Acordei com o sol em meu rosto e me levantei da cama lentamente. Dormir mal é a pior coisa que existe. Eu fico de muito mau humor. Tomei um banho rápido, coloquei o uniforme da escola e fui tomar café da manhã. Assim que cheguei na cozinha, sorri ao ver Maria arrumando a mesa para mim. Ela é a cozinheira e arrumadeira mais legal da face da Terra!
— Bom dia, menina!
— Bom dia! Isso está cheiroso.
— Coma tudo! Você está muito magrinha.
— Você e sua mania de querer me engordar. — Mordi um pedaço de bolo e suspirei. Não existe ninguém nesse mundo que cozinhe como essa mulher!
— Está pele e osso, menina! Tem que comer.
— Estou comendo — falei de boca cheia e ela riu.
Depois de comer até quase explodir, fui para a escola. Uma pequena van vinha me buscar. Moro em um lugar distante e se for a pé, preciso de pelo menos um dia de caminhada. Sim, eu moro no fim do mundo. E não me importo com isso. Gosto de cuidar dos animais da fazenda. Eles pelo menos me entendem.
Me sentei no fundo da van e suspirei. Eu era sempre a primeira a entrar. Depois a van ficava cheia, conforme Arthur pegava as outras pessoas. Minha amiga Michelly era sempre a segunda. Ela é a única amiga que eu tenho nesse lugar. Que foi? Eu sou “roceira”, as pessoas não gostam muito de mim por aqui. E eu não ligo, pois gente chata tem que ficar longe mesmo. Por isso eu sempre digo: prefiro falar com vacas a falar com esses humanos que estudam comigo.
— E aí? Como estão as coisas com esse seu casamento maluco?
— Nem me fale sobre isso! O cara é do jeito que imaginei.
Ela caiu na gargalhada quando falei isso. Sabia muito bem minha imaginação do futuro noivo. E isso não tem graça nenhuma! Resmunguei um palavrão e ela riu mais alto, fazendo as pessoas da van olharem para a gente.
— Se fosse um cara lindo? Você ia reclamar?
— Claro que ia! Eu não sou obrigada a casar!
— Na verdade, é.
Fiquei em silêncio olhando para fora do vidro. Não queria discutir com ela. Essa história de casamento já me tira do sério por existir. Não quero brigar com minha única amiga por causa dessa coisa inútil que meu pai inventou. Sabe-se lá pra que!
Chegamos à escola. Estava no terceiro ano do ensino médio e em uma semana entraria de férias. Eu não era uma aluna ruim, mas minhas notas também não eram as melhores. Estava na média. A primeira aula era de matemática. Eu disse que as pessoas não gostam muito de mim, certo? Elas não gostam no dia a dia, pois na aula de matemática é “Daniela, me ajuda com essa?”, “Daniela, você entendeu?”, “Pode me explicar, Daniela?”. Por isso gosto de animais! Eles não são interesseiros! Sim, sou a melhor da turma em matemática. Muitos dizem que essa matéria é difícil e chata, mas eu não acho. Gosto de números. Pessoas são mais complicadas, números são melhores de decifrar.
— Pronta para aula de educação física?
— Não me lembre dessa droga!
O que tenho de boa em matemática, tenho de péssima em educação física. Geralmente sou massacrada nos jogos e todos odeiam me ter no time. Sempre sou a última a ser escolhida. Mas eu tenho certeza de que se me colocarem em cima de um cavalo, não vai ter para ninguém. É a minha paixão!

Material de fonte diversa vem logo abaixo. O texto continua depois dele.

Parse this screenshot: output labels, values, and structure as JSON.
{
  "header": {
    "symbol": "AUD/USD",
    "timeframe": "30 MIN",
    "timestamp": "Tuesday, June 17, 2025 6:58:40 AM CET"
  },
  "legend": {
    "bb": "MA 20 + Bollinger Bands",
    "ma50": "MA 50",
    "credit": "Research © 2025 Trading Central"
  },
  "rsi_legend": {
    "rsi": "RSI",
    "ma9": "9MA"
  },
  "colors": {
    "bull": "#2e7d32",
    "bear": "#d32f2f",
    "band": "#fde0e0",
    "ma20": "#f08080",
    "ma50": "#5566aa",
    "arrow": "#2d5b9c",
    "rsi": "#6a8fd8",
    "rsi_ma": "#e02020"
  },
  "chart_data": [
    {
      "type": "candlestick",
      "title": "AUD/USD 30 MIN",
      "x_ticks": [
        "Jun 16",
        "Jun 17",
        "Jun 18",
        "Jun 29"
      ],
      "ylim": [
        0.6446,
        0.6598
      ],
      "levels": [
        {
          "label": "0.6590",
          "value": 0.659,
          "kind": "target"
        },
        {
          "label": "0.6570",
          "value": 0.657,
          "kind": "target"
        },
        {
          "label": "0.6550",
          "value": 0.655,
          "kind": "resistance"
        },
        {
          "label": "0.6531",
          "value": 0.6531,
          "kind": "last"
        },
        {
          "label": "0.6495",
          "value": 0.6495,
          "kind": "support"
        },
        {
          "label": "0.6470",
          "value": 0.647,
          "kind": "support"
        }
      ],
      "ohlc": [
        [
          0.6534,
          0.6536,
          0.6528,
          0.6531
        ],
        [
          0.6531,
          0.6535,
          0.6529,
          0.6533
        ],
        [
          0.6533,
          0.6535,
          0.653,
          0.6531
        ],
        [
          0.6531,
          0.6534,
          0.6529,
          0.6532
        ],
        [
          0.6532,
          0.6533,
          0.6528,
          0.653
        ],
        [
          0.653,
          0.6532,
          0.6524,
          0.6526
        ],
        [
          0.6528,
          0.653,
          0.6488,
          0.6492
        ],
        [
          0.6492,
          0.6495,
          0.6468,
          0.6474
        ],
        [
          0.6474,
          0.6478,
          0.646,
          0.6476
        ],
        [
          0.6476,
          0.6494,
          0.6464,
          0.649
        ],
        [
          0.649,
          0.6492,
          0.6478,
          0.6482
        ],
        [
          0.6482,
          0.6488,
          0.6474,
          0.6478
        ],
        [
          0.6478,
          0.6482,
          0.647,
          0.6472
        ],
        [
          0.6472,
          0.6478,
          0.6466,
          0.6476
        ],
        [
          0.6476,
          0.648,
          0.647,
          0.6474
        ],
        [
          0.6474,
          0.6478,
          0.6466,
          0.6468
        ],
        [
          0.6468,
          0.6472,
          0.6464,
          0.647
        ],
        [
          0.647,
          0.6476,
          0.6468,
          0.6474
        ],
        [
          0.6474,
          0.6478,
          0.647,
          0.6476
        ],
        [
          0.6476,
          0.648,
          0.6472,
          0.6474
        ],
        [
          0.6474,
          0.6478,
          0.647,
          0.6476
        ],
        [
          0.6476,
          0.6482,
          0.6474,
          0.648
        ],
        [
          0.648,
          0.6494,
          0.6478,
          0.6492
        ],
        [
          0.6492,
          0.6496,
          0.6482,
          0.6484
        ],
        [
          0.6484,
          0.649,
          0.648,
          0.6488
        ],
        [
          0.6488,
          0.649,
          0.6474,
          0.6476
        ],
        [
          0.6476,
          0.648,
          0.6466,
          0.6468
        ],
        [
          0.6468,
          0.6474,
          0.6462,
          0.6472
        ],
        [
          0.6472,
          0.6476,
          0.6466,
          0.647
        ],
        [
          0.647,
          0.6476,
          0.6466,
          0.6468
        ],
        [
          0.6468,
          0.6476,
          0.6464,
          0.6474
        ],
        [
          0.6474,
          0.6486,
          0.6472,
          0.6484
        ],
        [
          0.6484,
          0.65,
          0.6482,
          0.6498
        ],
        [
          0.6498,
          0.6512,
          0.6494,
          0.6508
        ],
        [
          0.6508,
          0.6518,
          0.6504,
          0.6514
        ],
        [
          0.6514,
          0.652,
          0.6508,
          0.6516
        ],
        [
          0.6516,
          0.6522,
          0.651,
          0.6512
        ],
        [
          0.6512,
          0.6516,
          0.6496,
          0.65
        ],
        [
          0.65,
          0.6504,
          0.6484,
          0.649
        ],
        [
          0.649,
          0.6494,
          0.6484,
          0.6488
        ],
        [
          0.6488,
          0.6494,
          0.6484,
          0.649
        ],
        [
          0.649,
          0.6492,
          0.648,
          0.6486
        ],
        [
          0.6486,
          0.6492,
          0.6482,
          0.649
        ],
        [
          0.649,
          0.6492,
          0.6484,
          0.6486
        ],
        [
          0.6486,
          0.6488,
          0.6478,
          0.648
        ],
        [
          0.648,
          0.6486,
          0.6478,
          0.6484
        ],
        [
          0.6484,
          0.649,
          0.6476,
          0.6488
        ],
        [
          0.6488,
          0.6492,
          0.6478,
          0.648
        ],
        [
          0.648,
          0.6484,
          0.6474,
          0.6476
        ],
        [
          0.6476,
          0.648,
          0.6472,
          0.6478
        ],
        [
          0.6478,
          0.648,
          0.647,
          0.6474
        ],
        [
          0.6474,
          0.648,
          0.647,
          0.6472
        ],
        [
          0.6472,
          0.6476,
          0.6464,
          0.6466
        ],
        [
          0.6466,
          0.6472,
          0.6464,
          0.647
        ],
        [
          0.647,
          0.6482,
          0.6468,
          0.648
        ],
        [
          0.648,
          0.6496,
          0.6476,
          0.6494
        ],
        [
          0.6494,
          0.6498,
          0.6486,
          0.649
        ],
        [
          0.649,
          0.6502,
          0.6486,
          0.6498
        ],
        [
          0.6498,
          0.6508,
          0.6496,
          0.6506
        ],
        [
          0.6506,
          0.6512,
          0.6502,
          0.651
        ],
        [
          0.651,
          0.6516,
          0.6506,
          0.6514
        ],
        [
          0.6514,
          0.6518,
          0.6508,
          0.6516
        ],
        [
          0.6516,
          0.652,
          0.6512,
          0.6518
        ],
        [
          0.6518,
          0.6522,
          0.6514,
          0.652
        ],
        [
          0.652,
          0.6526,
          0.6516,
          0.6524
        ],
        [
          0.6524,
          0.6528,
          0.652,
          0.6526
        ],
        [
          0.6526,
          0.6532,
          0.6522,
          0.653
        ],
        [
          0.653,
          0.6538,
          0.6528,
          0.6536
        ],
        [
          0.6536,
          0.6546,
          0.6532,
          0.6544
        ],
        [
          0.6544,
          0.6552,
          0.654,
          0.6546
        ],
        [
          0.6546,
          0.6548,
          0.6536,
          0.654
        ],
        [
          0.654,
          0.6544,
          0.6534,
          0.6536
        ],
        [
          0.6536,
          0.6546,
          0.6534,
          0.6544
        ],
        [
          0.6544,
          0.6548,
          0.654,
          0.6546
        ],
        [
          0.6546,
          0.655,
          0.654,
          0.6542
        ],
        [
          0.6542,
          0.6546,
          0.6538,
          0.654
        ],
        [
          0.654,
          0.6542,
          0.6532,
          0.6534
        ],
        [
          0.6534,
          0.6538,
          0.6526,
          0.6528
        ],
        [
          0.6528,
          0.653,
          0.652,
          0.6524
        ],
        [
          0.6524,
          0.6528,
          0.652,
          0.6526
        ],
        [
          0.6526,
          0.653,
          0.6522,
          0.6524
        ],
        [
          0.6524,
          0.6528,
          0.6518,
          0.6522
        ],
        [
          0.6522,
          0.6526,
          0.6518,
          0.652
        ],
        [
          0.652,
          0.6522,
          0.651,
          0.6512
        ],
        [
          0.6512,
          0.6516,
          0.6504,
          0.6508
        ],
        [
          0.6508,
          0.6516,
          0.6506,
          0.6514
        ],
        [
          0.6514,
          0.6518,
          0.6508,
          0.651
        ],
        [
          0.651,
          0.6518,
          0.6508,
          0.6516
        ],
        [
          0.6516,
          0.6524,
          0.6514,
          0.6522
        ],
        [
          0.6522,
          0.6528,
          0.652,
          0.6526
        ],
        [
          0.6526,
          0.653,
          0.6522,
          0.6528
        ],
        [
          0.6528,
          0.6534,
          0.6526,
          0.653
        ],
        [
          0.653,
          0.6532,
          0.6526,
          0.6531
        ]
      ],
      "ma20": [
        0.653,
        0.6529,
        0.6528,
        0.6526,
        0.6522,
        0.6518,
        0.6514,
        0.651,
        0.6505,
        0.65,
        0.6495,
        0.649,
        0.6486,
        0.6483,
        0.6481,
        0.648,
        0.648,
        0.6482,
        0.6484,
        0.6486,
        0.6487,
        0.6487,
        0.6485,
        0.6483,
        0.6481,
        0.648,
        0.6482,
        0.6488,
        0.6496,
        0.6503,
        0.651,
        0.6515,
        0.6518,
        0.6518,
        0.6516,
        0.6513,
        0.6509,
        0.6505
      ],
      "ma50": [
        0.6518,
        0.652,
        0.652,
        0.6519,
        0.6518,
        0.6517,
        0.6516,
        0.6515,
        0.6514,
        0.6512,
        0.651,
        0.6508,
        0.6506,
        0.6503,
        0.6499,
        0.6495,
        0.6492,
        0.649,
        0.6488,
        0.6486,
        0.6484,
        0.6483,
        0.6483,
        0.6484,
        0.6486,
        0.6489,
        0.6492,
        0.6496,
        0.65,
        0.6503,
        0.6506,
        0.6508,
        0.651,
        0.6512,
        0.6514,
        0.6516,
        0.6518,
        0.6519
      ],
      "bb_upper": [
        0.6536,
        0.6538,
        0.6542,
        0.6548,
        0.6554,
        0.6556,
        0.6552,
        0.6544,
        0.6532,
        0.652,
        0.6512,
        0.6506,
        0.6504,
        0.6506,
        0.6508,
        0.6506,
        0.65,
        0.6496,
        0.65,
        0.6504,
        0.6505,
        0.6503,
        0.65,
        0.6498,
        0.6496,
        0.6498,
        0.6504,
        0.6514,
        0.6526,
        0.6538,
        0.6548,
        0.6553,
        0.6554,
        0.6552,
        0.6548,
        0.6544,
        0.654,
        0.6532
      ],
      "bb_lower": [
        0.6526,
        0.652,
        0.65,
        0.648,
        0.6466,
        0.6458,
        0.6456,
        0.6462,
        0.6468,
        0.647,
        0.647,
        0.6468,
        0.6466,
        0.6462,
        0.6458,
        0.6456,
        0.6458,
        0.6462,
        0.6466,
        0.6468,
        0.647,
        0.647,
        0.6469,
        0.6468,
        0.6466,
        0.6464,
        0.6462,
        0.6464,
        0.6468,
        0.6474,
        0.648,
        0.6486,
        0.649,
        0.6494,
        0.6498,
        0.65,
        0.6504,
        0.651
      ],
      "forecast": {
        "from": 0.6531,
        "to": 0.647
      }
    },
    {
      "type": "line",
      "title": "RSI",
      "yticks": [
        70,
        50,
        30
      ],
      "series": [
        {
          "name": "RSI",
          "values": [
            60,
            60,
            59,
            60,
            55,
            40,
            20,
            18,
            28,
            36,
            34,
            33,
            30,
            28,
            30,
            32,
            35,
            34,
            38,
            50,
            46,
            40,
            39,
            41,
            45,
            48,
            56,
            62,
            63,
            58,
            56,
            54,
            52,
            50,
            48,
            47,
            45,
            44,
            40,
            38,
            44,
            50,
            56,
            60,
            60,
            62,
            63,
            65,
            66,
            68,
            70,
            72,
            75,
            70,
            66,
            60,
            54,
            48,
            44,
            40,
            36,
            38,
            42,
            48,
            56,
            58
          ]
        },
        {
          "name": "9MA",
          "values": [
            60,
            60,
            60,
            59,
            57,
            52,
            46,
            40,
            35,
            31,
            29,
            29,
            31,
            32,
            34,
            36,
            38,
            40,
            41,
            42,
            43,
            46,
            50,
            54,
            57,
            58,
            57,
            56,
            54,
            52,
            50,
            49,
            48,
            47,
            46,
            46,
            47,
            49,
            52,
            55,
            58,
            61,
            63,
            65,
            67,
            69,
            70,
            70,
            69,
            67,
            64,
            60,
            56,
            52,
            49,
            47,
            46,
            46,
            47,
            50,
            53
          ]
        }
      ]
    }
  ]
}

Tenho uma égua chamada Teci. Todos cobiçam ela. E sei porque: ela é toda branca e linda. É a melhor égua que temos na fazenda. Uma vez meu pai tentou vendê-la, claro que fiz um escândalo, mas como todas as vezes que meu pai me ignora, ele não me ouviu e um homem a levou. Fiquei três dias sem comer por causa disso, mas felizmente a Teci também é apaixonada por mim e o homem a devolveu, dizendo que ela era selvagem.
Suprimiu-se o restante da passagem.